Wednesday, May 11, 2011

Quem conta, um conto

Faz algum tempo que aprendi a contar o tempo. Contar como um conto, curtas estórias, cortar em pedaços pequenos; contar batidas recorrentes do relógio, estranhos sons de tic tac e cooco, como naquele antigo relógio que uma tia, já morta, tinha em sua parede: era velho, de marcenaria, mas funcionava pontualmente com o passarinho indo e vindo na hora marcada. E nem sei que fim teve aquele antigo relógio. A relíquia da velha megera. Eu mesmo nunca procurei saber. Estranho saber contar o tempo sem nunca sequer ter sido um bom aluno de matemática. Demorei inclusive para aprender a ler as horas em relógios analógicos. Até hoje tenho um método próprio. Contas como se estivesse multiplicando. Mas hoje, contos outros tempos. Conto, em tom professoral, não para qualquer um, mas para mim. Um trabalho precisamente solitário esse: contar os tempos, contar os dias, os meses, as horas, datas, tudo atrelado às memórias delicadas ou pesadas, mas sempre atrelados a um passar do tempo que não chega à reta final. Ao contrário, parece que nunca chego a alcançá-lo. Tempo ocioso esse. Tempo difícil. Não que seja apenas de uma vida, o que me faz ser um pouco mais velho do que realmente sou. Eu li muito Bergson na universidade para entender os espaços da memória comum e entender como é possível nunca existir o agora. E tudo parece perdido dentro de uma imensidão de lacunas e espaços habitados, quase como uma bolha de sabão, cheia de ar, presa por aquela mistura química, subindo, subindo, subindo até perder a força e explodir no ar sem deixar rastros. Memórias curtas de eventos.

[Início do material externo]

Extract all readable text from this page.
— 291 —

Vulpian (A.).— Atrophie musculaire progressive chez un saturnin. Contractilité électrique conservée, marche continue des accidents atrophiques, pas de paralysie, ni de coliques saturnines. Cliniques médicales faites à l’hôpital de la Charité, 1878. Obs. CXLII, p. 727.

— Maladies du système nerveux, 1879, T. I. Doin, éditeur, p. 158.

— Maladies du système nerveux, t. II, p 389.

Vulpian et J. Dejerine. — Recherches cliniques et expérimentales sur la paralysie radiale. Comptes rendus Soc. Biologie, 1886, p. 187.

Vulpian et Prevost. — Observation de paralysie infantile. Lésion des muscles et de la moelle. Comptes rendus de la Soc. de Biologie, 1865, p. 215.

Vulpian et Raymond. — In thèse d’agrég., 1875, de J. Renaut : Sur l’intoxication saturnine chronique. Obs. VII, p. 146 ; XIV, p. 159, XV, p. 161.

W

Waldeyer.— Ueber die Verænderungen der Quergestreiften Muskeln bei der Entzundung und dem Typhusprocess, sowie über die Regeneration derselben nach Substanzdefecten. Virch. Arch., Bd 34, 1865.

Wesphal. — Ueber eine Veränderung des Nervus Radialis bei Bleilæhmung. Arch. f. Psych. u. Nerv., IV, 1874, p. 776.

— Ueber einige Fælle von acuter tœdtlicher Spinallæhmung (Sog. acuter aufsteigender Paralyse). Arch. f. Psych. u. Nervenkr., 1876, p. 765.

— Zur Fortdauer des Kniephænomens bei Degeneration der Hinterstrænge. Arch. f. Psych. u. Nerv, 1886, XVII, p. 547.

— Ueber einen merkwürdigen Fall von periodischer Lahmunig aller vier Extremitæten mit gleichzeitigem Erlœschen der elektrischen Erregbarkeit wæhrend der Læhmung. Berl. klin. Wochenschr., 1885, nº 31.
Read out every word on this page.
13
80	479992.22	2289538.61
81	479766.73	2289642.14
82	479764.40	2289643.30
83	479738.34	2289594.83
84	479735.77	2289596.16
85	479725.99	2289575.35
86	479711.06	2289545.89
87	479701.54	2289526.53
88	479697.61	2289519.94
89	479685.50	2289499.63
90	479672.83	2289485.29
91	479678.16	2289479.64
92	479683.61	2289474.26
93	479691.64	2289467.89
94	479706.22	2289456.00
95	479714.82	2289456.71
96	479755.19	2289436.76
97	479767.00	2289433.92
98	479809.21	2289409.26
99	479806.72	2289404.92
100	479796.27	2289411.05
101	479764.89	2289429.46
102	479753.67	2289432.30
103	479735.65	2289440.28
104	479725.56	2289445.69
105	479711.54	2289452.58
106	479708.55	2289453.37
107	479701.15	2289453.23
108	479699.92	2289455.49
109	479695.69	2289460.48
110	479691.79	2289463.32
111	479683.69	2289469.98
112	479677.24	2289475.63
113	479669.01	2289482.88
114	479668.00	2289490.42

Exercício de muitos e muitos anos, práticas forçadas. Contar o tempo nunca é fácil. É preciso enganar a si mesmo, acreditando que aquilo que passou não existe mais e que o agora é o presente. Nem isso se pode afirmar. Passado é passado, presente é presente. Pensando bem, esses tempos só existem para dar rumo ao futuro ou à marcha da mortalidade. Esses tempos construídos e mecânicos, como os meus tempos que conto de hora em hora. Desejo insano esse. Eu mesmo acho que nem posso afirmar que sei contar tempos, sei contar estórias de tempos que foram, vão e estão ainda aqui, perdurados na janela do anseio, na janela espreitando novos tempos para serem contados. E mesmo agora, perdendo o fio da meada, me esqueci de qual tempo estou falando, ou mesmo se falei de algum tempo específico. É essa memória dissolvida, melancólica que não deixa nada escapar. A memória que reconstrói todos os tempos, seja ele morto ou vivo e real como agora.

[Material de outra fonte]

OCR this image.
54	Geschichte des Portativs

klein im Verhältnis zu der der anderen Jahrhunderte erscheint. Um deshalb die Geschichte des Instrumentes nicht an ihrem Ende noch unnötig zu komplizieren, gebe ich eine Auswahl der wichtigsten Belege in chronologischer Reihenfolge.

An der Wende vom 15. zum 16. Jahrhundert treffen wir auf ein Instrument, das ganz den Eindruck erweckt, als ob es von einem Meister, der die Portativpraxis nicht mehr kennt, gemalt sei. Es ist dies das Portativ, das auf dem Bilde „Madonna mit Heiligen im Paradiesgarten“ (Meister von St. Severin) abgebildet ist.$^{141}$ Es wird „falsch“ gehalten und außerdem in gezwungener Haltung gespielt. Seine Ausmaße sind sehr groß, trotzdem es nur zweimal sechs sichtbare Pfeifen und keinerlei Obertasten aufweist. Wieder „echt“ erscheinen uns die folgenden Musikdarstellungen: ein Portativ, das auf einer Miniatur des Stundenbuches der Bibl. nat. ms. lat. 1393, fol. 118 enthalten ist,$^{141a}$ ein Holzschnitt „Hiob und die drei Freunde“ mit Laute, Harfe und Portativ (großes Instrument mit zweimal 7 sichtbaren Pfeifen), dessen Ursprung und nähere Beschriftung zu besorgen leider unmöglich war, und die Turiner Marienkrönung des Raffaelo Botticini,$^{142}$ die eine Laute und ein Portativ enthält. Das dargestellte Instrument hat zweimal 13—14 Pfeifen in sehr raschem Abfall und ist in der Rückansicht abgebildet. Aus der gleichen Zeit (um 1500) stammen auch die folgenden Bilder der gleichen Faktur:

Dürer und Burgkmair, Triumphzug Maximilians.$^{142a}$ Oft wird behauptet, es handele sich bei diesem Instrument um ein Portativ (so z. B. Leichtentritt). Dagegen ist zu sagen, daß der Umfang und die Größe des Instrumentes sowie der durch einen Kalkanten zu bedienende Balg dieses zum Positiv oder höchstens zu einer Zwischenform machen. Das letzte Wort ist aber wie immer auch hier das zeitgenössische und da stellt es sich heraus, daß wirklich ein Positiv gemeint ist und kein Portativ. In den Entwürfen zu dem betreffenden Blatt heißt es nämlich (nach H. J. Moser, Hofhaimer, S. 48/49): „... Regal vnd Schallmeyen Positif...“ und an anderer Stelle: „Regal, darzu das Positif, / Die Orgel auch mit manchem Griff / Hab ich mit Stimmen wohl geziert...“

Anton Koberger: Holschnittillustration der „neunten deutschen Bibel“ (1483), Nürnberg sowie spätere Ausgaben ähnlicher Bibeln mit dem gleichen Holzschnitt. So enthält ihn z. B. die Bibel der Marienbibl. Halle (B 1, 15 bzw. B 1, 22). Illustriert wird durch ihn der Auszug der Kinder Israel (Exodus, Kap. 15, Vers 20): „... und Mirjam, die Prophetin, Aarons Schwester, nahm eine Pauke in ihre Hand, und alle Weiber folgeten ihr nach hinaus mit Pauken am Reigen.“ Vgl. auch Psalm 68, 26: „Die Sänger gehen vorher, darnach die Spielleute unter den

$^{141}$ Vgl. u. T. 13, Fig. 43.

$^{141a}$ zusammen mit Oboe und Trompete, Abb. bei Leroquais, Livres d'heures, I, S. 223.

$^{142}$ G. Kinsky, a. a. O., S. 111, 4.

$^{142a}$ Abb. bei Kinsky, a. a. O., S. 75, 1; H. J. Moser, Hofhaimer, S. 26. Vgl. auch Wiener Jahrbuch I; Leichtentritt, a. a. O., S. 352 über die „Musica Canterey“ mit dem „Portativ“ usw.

De tempos em tempos, me recordo. Talvez para reviver, ou quem sabe para nunca esquecer todos os tempos que já vivi, ou simplesmente para lembrar que sou feito de todos os tempos.

2 comments:

silviasmall said...

compositor de destinos, tambor de todos os rítmos... tempo, tempo, tempo, tempo...

silviamaria

Manu said...

"Certas pessoas têm a alma grande feito caminhão de mudança, ampla feito hangar de avião. E ali vão armazenando as coisas da vida, com a suave e discreta dúvida dos eternos curiosos, com a delicada persistência dos que acreditam.
Certas pessoas vivem os desafios sem perder a capacidade de assombro. Mergulham na vida para abastecer a alma, e depois devolvem à vida as coisas tomadas nesse mergulho. Registram as imagens do cotidiano com um olho posto no passado e o outro, no futuro. Como quem diz: "um olho sempre a boiar, outro que agita".
Certas pessoas se debruçam sobre o mundo e remoem, em suas próprias angústias, as angústias de seu tempo, de sua gente.
Certas pessoas passam pela vida deixando abertas trilhas e veredas para que a vida passe por elas"
(Eric Nepomuceno)

Você, por exemplo.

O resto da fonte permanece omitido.